In 2024, TD Bank pleaded guilty to $18.3 trillion in unmonitored transaction activity tied to money laundering, and here is how to trace the beneficial owners behind the shell networks using agents.
- FinCEN reported the United States loses approximately $70 billion annually to shell company exploitation, masking illicit funds behind layered LLCs and nominee directors.
- Most compliance teams pull the corporate registration, find a law firm address or nominee name, and hit a dead end when the real owner does not appear on the paper.
- Stopping the flow requires tracing the digital footprint of the formation email, the shared registered agent, and cross-platform public records to find the human controller.
- We use our agents to cross reference entity names against breach data, court filings, and public registries to map the hidden human network in minutes.
In 2024, the United States Department of Justice forced TD Bank to plead guilty to Bank Secrecy Act violations. The institution failed to monitor $18.3 trillion in transaction activity over six years. Much of this unmonitored flow moved through layered corporate entities designed specifically to obscure the beneficial owner.
We call the primary evasion tactic the shell-LLC chain. We define this as multiple LLCs registered to the same agent address, identifying coordinated networks rather than isolated businesses. A second pattern is nominee shielding, where an operator uses a localized registered attorney to sign formation documents while the controller remains completely off the record.
The current patchwork of AML/CFT requirements creates regulatory gaps that criminals and foreign adversaries exploit to launder money, hide illicit wealth, and compromise American innovation. — Andrea Gacki, Director at FinCEN
Consider the DOJ findings in the Onur Aksoy counterfeit ring. The operator controlled at least 15 different shell entities. Each entity shielded a portion of the fraudulent Cisco network from direct attribution. When investigators shut down one LLC, another absorbed the volume immediately.
The human operator never used his real name on the initial Amazon seller applications. Instead, investigators found an email address tied to a formation document. That email had surfaced in a 2018 data breach. Cross referencing the compromised email pulled up a specific burner phone number.
That same phone number appeared on a completely separate domain registration two years prior. The domain registration included a physical address. That physical address matched the registered agent for four additional LLCs operating in the exact same marketplace.
The network collapses when you map the human history behind the entity. A shell company is an abstract legal wrapper, but a human operator leaves a permanent digital footprint.
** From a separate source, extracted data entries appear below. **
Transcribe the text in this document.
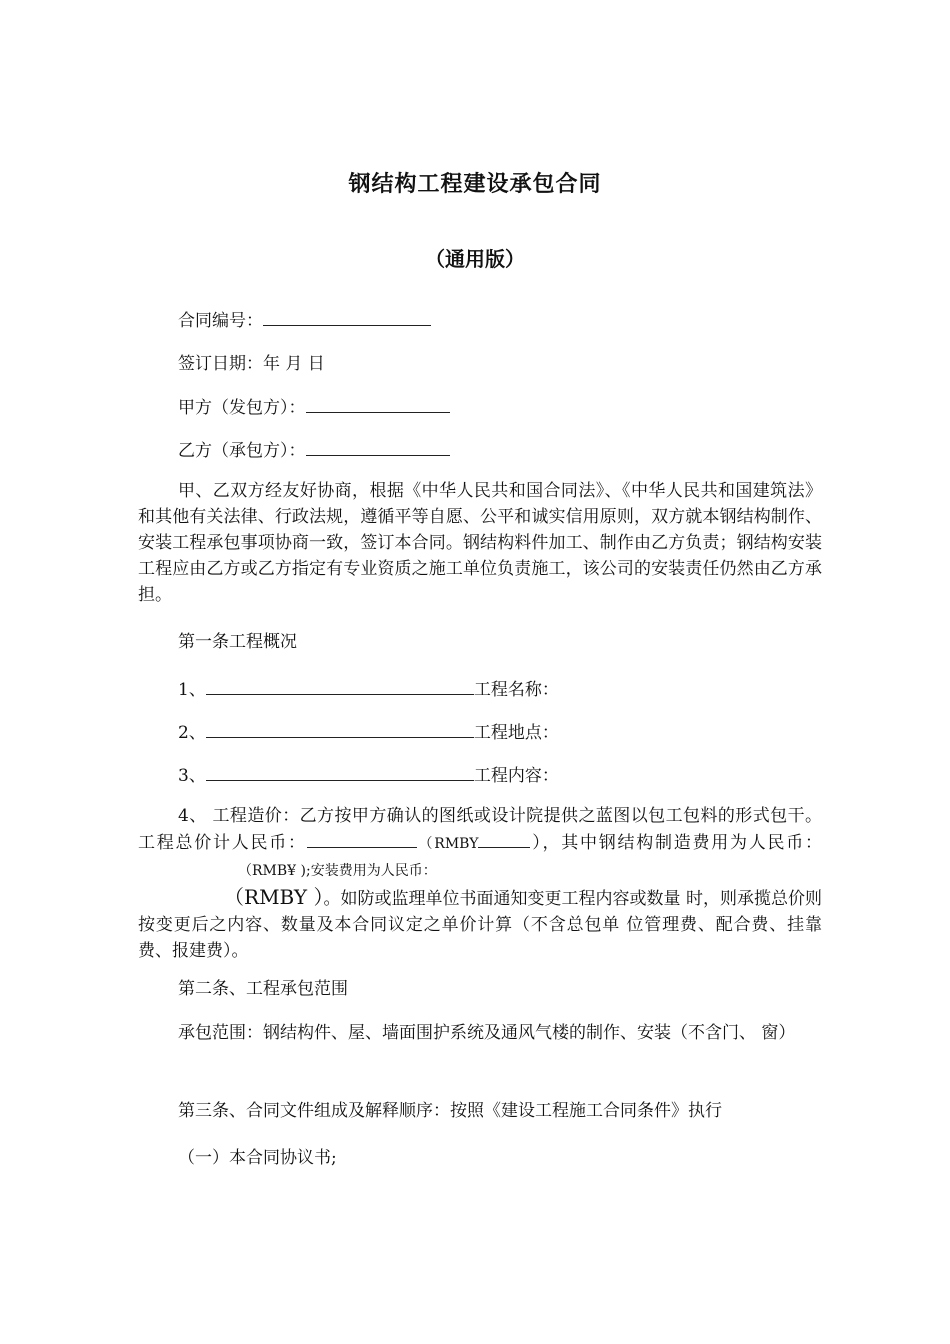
钢结构工程建设承包合同
（通用版）
合同编号：
签订日期：年 月 日
甲方（发包方）：
乙方（承包方）：
甲、乙双方经友好协商，根据《中华人民共和国合同法》、《中华人民共和国建筑法》和其他有关法律、行政法规，遵循平等自愿、公平和诚实信用原则，双方就本钢结构制作、安装工程承包事项协商一致，签订本合同。钢结构料件加工、制作由乙方负责；钢结构安装工程应由乙方或乙方指定有专业资质之施工单位负责施工，该公司的安装责任仍然由乙方承担。
第一条工程概况
1、	工程名称：
2、	工程地点：
3、	工程内容：
4、 工程造价：乙方按甲方确认的图纸或设计院提供之蓝图以包工包料的形式包干。工程总价计人民币：	（RMBY	），其中钢结构制造费用为人民币：（RMB¥ );安装费用为人民币：
（RMBY ）。如防或监理单位书面通知变更工程内容或数量 时，则承揽总价则按变更后之内容、数量及本合同议定之单价计算（不含总包单 位管理费、配合费、挂靠费、报建费）。
第二条、工程承包范围
承包范围：钢结构件、屋、墙面围护系统及通风气楼的制作、安装（不含门、 窗）
第三条、合同文件组成及解释顺序：按照《建设工程施工合同条件》执行
（一）本合同协议书;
Here is how our agents resolve the network. The input is a single piece of evidence. Investigators can often start with just an entity name, a formation email, a phone number, or a law firm address.
The Search Surfaces
We query Sixtyfour proprietary identity databases, dark web sources, and underground marketplace mentions in parallel. We check breach records for compromised emails, phones, and password reuse. We scan social profiles across LinkedIn, GitHub, Reddit, and Telegram memberships. We pull clear web public records including LLC registries, court filings, and news mentions.
Resolving the Graph
A flagged phone number surfaces in a 2023 breach record tied to an email. The same email is the registered owner of two other corporate entities under different names. The output returns a mapped visual of connected accounts, confidence scores per edge, and the exact surfaced identifiers linking them.
As FinCEN rolls out stricter beneficial ownership reporting, operators will rely even more heavily on synthetic identities and dark web nominee rentals.
The institutions that survive the next decade of enforcement will not be the ones that collect the most corporate formation documents. They will be the ones that can accurately trace the single human operator hiding behind the paper.